Why go? One word: croquetas. Islas Canarias’ mouthwatering ham croquettes have a huge local following—us included. Bring us a few, will ya?
What is it? With outposts at the AAA and more than two-dozen locations across South Florida, Sergio’s has the Cuban food market locked down. Plus, the casual spot caters to a new generation of Miamian that favors a more Americanized or Latin-inspired take on Cuban cuisine.
Why go? Sergio’s La Flaca menu of low-calorie eats is a gift to any healthy eater with taste buds—think tasty, wholesome swaps like cauliflower rice, turkey picadillo and whole wheat grains.
What is it? The city’s staple Cuban restaurant has locations across town, each one featuring a small counter, a rotating dessert display and a buzzy coffee window that doles out strong cafecito and flaky pastelitos.
Why go? It’s certainly not award-winning Cuban food, but La Carreta’s small chain of restaurants are consistent in quality, service and flavors.

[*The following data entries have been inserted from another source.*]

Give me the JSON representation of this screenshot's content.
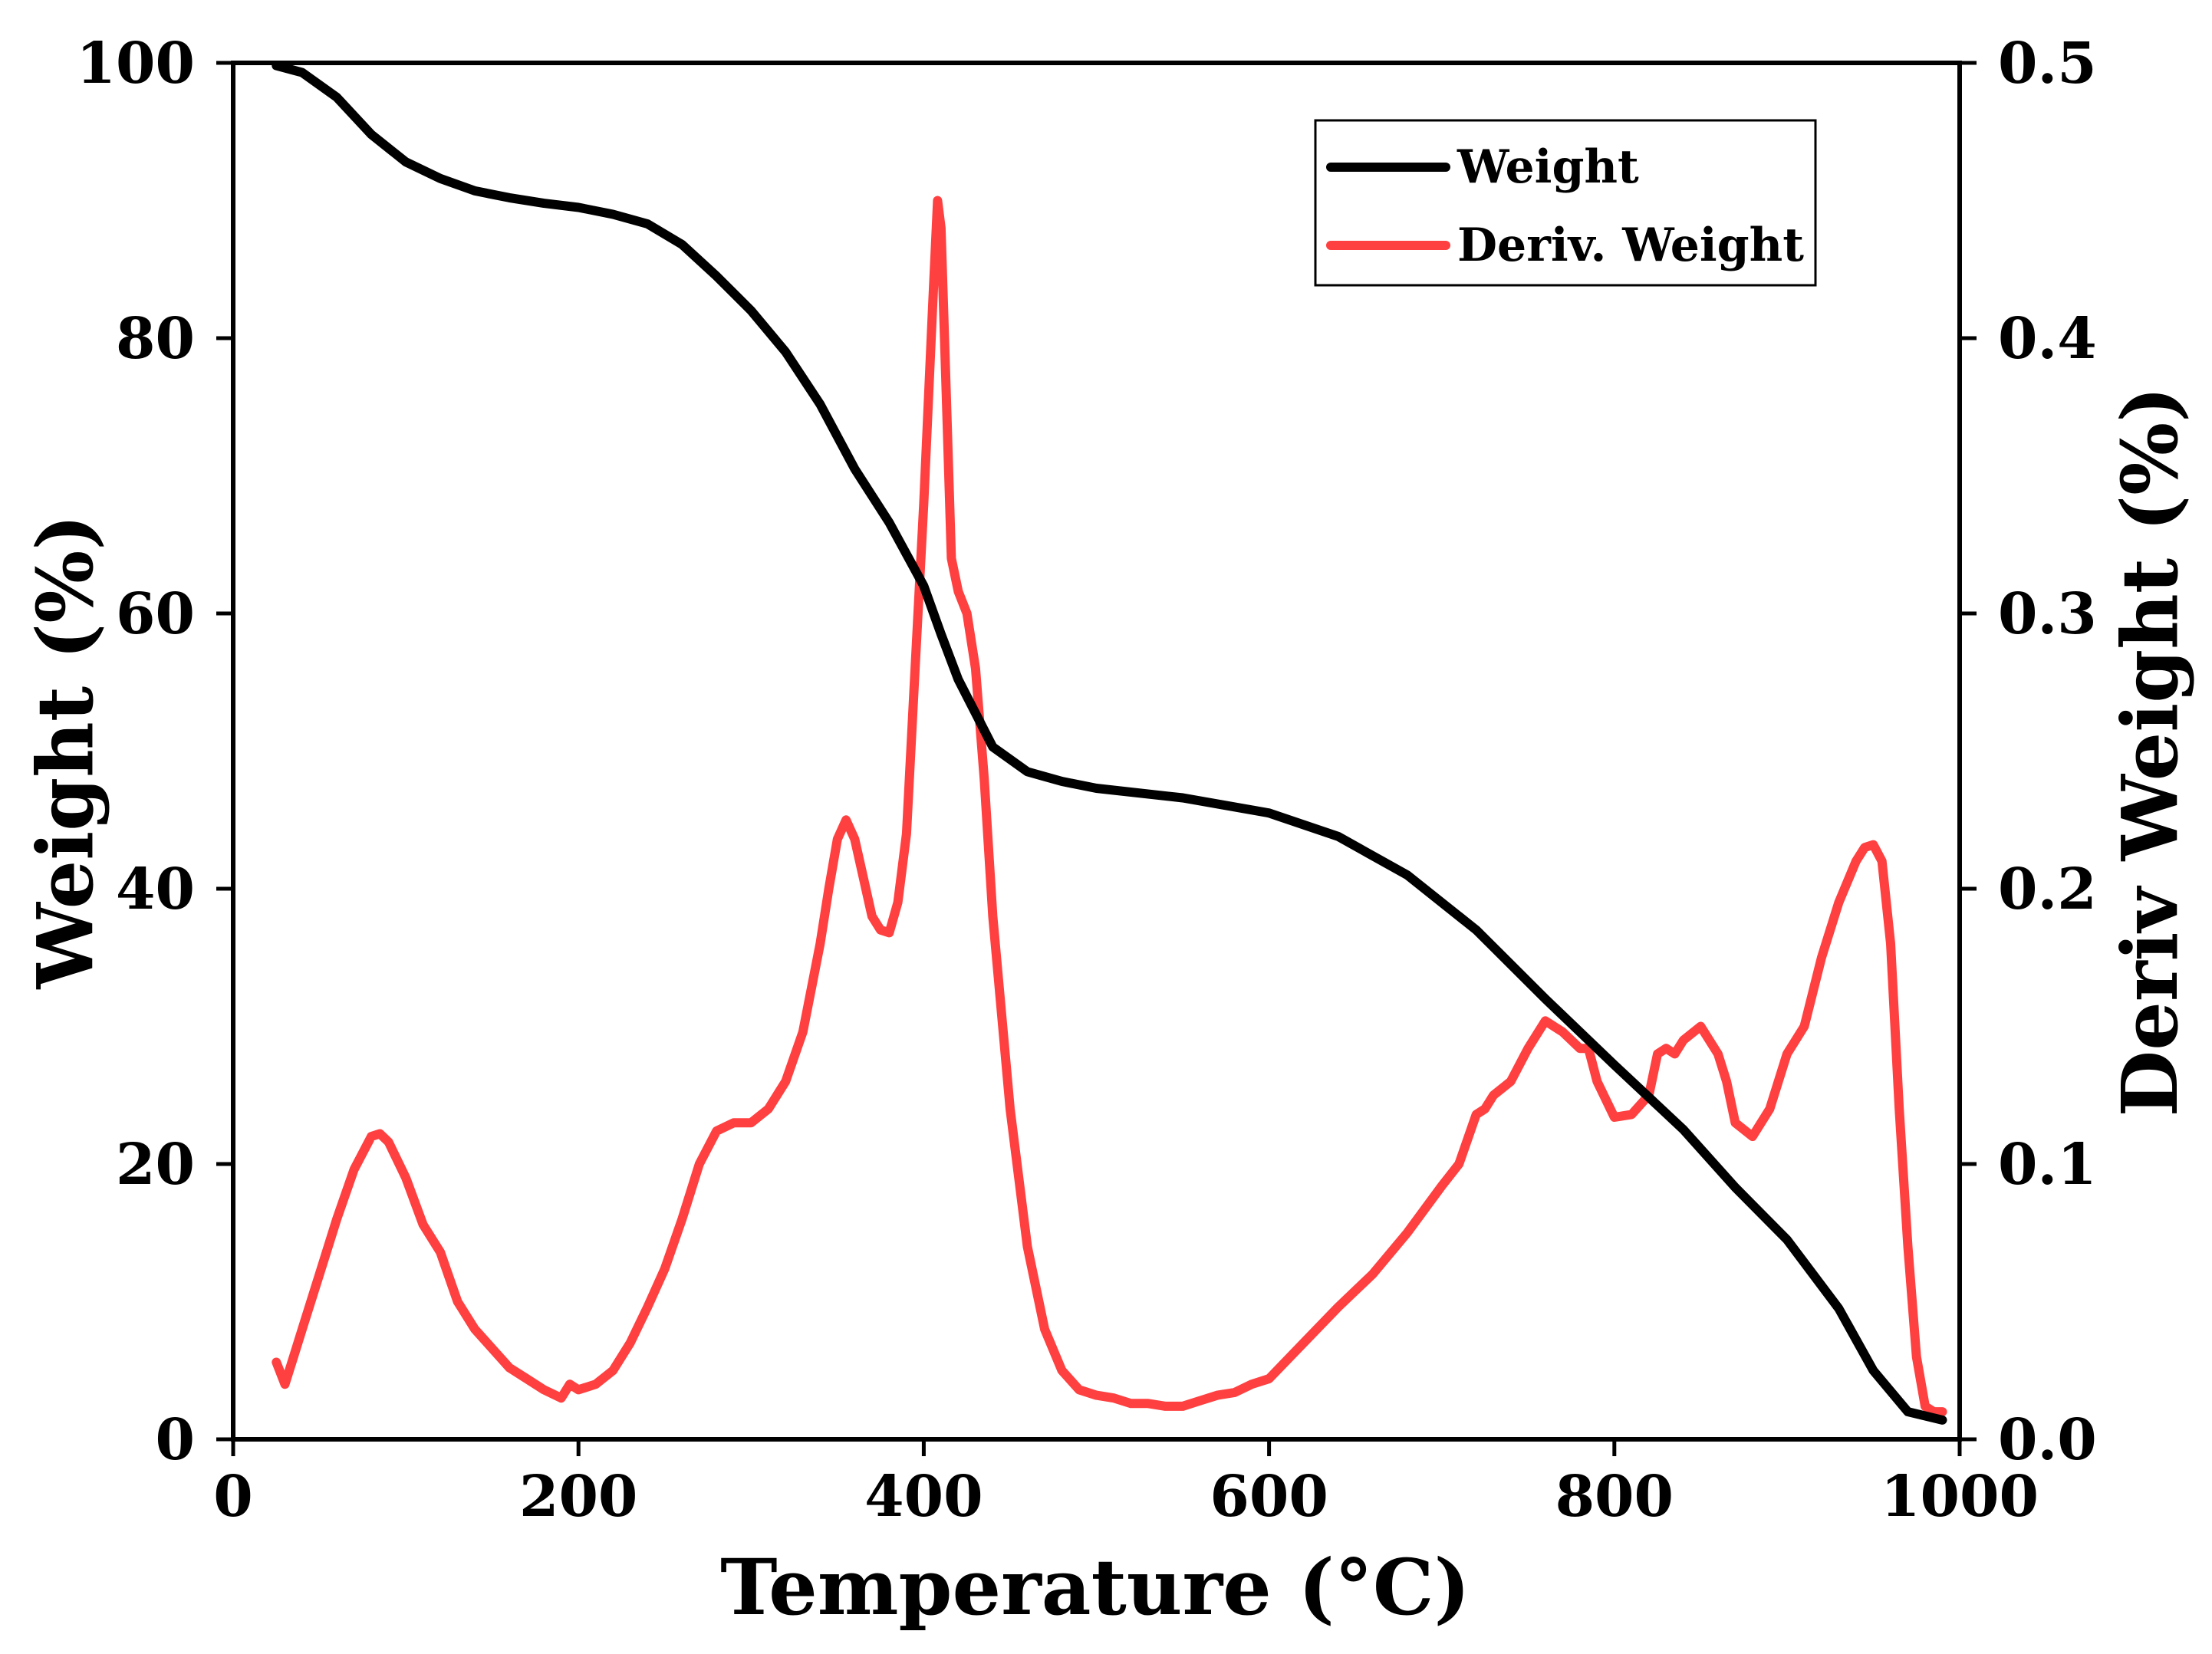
{
  "chart_data": {
    "type": "line",
    "title": "",
    "xlabel": "Temperature (°C)",
    "ylabel": "Weight (%)",
    "y2label": "Deriv Weight (%)",
    "xlim": [
      0,
      1000
    ],
    "ylim": [
      0,
      100
    ],
    "y2lim": [
      0.0,
      0.5
    ],
    "xticks": [
      "0",
      "200",
      "400",
      "600",
      "800",
      "1000"
    ],
    "yticks": [
      "0",
      "20",
      "40",
      "60",
      "80",
      "100"
    ],
    "y2ticks": [
      "0.0",
      "0.1",
      "0.2",
      "0.3",
      "0.4",
      "0.5"
    ],
    "grid": false,
    "legend_position": "top-right",
    "colors": {
      "weight": "#000000",
      "deriv": "#ff4040"
    },
    "series": [
      {
        "name": "Weight",
        "axis": "left",
        "color": "#000000",
        "x": [
          25,
          40,
          60,
          80,
          100,
          120,
          140,
          160,
          180,
          200,
          220,
          240,
          260,
          280,
          300,
          320,
          340,
          360,
          380,
          400,
          410,
          420,
          440,
          460,
          480,
          500,
          550,
          600,
          640,
          680,
          720,
          760,
          800,
          840,
          870,
          900,
          930,
          950,
          970,
          990
        ],
        "values": [
          99.8,
          99.3,
          97.5,
          94.8,
          92.8,
          91.6,
          90.7,
          90.2,
          89.8,
          89.5,
          89.0,
          88.3,
          86.8,
          84.5,
          82.0,
          79.0,
          75.2,
          70.5,
          66.6,
          62.0,
          58.5,
          55.2,
          50.3,
          48.5,
          47.8,
          47.3,
          46.6,
          45.5,
          43.8,
          41.0,
          37.0,
          32.0,
          27.2,
          22.5,
          18.3,
          14.5,
          9.5,
          5.0,
          2.0,
          1.4
        ]
      },
      {
        "name": "Deriv. Weight",
        "axis": "right",
        "color": "#ff4040",
        "x": [
          25,
          30,
          35,
          40,
          50,
          60,
          70,
          80,
          85,
          90,
          100,
          110,
          120,
          130,
          140,
          150,
          160,
          170,
          180,
          190,
          195,
          200,
          210,
          220,
          230,
          240,
          250,
          260,
          270,
          280,
          290,
          300,
          310,
          320,
          330,
          340,
          345,
          350,
          355,
          360,
          370,
          375,
          380,
          385,
          390,
          395,
          400,
          405,
          408,
          410,
          413,
          416,
          420,
          425,
          430,
          435,
          440,
          450,
          460,
          470,
          480,
          490,
          500,
          510,
          520,
          530,
          540,
          550,
          560,
          570,
          580,
          590,
          600,
          620,
          640,
          660,
          680,
          700,
          710,
          720,
          725,
          730,
          740,
          750,
          760,
          770,
          780,
          785,
          790,
          800,
          810,
          820,
          825,
          830,
          835,
          840,
          850,
          860,
          865,
          870,
          880,
          890,
          900,
          910,
          920,
          930,
          940,
          945,
          950,
          955,
          960,
          965,
          970,
          975,
          980,
          985,
          990
        ],
        "values": [
          0.028,
          0.02,
          0.03,
          0.04,
          0.06,
          0.08,
          0.098,
          0.11,
          0.111,
          0.108,
          0.095,
          0.078,
          0.068,
          0.05,
          0.04,
          0.033,
          0.026,
          0.022,
          0.018,
          0.015,
          0.02,
          0.018,
          0.02,
          0.025,
          0.035,
          0.048,
          0.062,
          0.08,
          0.1,
          0.112,
          0.115,
          0.115,
          0.12,
          0.13,
          0.148,
          0.18,
          0.2,
          0.218,
          0.225,
          0.218,
          0.19,
          0.185,
          0.184,
          0.195,
          0.22,
          0.28,
          0.34,
          0.41,
          0.45,
          0.44,
          0.38,
          0.32,
          0.308,
          0.3,
          0.28,
          0.24,
          0.19,
          0.12,
          0.07,
          0.04,
          0.025,
          0.018,
          0.016,
          0.015,
          0.013,
          0.013,
          0.012,
          0.012,
          0.014,
          0.016,
          0.017,
          0.02,
          0.022,
          0.035,
          0.048,
          0.06,
          0.075,
          0.092,
          0.1,
          0.118,
          0.12,
          0.125,
          0.13,
          0.142,
          0.152,
          0.148,
          0.142,
          0.142,
          0.13,
          0.117,
          0.118,
          0.125,
          0.14,
          0.142,
          0.14,
          0.145,
          0.15,
          0.14,
          0.13,
          0.115,
          0.11,
          0.12,
          0.14,
          0.15,
          0.175,
          0.195,
          0.21,
          0.215,
          0.216,
          0.21,
          0.18,
          0.12,
          0.07,
          0.03,
          0.012,
          0.01,
          0.01
        ]
      }
    ]
  }
}
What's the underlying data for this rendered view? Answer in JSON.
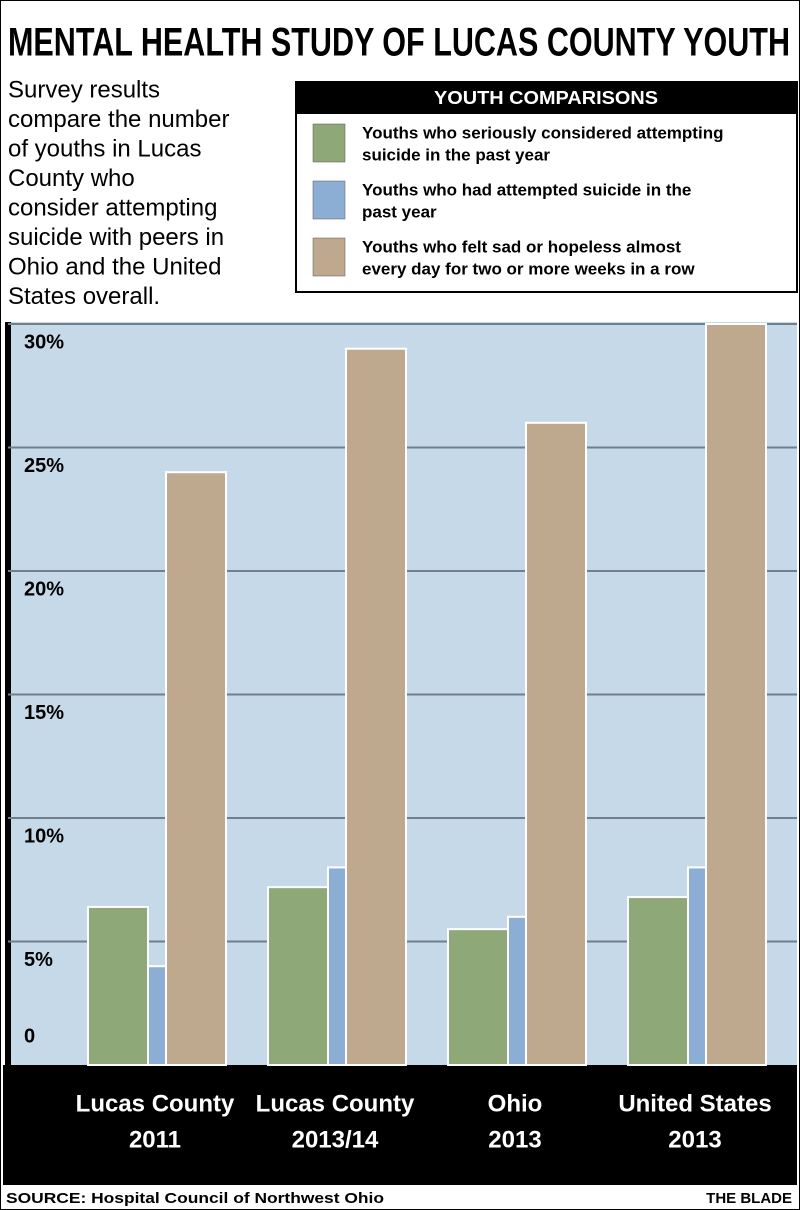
{
  "chart_data": {
    "type": "bar",
    "title": "MENTAL HEALTH STUDY OF LUCAS COUNTY YOUTH",
    "description": [
      "Survey results",
      "compare the number",
      "of youths in Lucas",
      "County who",
      "consider attempting",
      "suicide with peers in",
      "Ohio and the United",
      "States overall."
    ],
    "legend_title": "YOUTH COMPARISONS",
    "categories": [
      [
        "Lucas County",
        "2011"
      ],
      [
        "Lucas County",
        "2013/14"
      ],
      [
        "Ohio",
        "2013"
      ],
      [
        "United States",
        "2013"
      ]
    ],
    "series": [
      {
        "name": [
          "Youths who seriously considered attempting",
          "suicide in the past year"
        ],
        "color": "#8fa878",
        "values": [
          6.4,
          7.2,
          5.5,
          6.8
        ]
      },
      {
        "name": [
          "Youths who had attempted suicide in the",
          "past year"
        ],
        "color": "#8cadd4",
        "values": [
          4.0,
          8.0,
          6.0,
          8.0
        ]
      },
      {
        "name": [
          "Youths who felt sad or hopeless almost",
          "every day for two or more weeks in a row"
        ],
        "color": "#bea88e",
        "values": [
          24.0,
          29.0,
          26.0,
          30.0
        ]
      }
    ],
    "ylim": [
      0,
      30
    ],
    "yticks": [
      0,
      {
        "value": 5,
        "label": "5%"
      },
      {
        "value": 10,
        "label": "10%"
      },
      {
        "value": 15,
        "label": "15%"
      },
      {
        "value": 20,
        "label": "20%"
      },
      {
        "value": 25,
        "label": "25%"
      },
      {
        "value": 30,
        "label": "30%"
      }
    ],
    "grid": true,
    "source": "SOURCE: Hospital Council of Northwest Ohio",
    "credit": "THE BLADE"
  }
}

They also make a mean club sandwich, which comes in their signature size, super-size.
What is it? An old-school Cuban restaurant whose menu, design and crowd haven’t changed much since they opened in the late ’60s. It’s still the place for two-mojito lunches and fancy celebrations.
Why go? Nostalgia. La Rosa harkens back to a pre-Castro era when hospitality, white-table clothing dining and live music were the norm.
What is it? If Little Havana is for tourists, the Bird Road area, where this Cuban diner is located, is strictly for locals. And that’s just who you’ll find here, tucking into extra-large portions of rice, black beans and more Cuban comfort food.
Why go? Rio Cristal is known for its palomilla steak covered in a mountain of french fries, so get that. You won’t finish it, and you may not even like it, but you’ll avoid a serious case of food FOMO.
What is it? An ordinary Cuban restaurant in West Miami known more for its coffee window and take-out hot chocolate than its Cuban food, which is actually decent.
Why go? People line up here as soon as the temperature dips below 60 degrees. The reason for the crowds? La Palma’s thick hot chocolate and churros, neither of which do much to keep you warm but do taste delicious.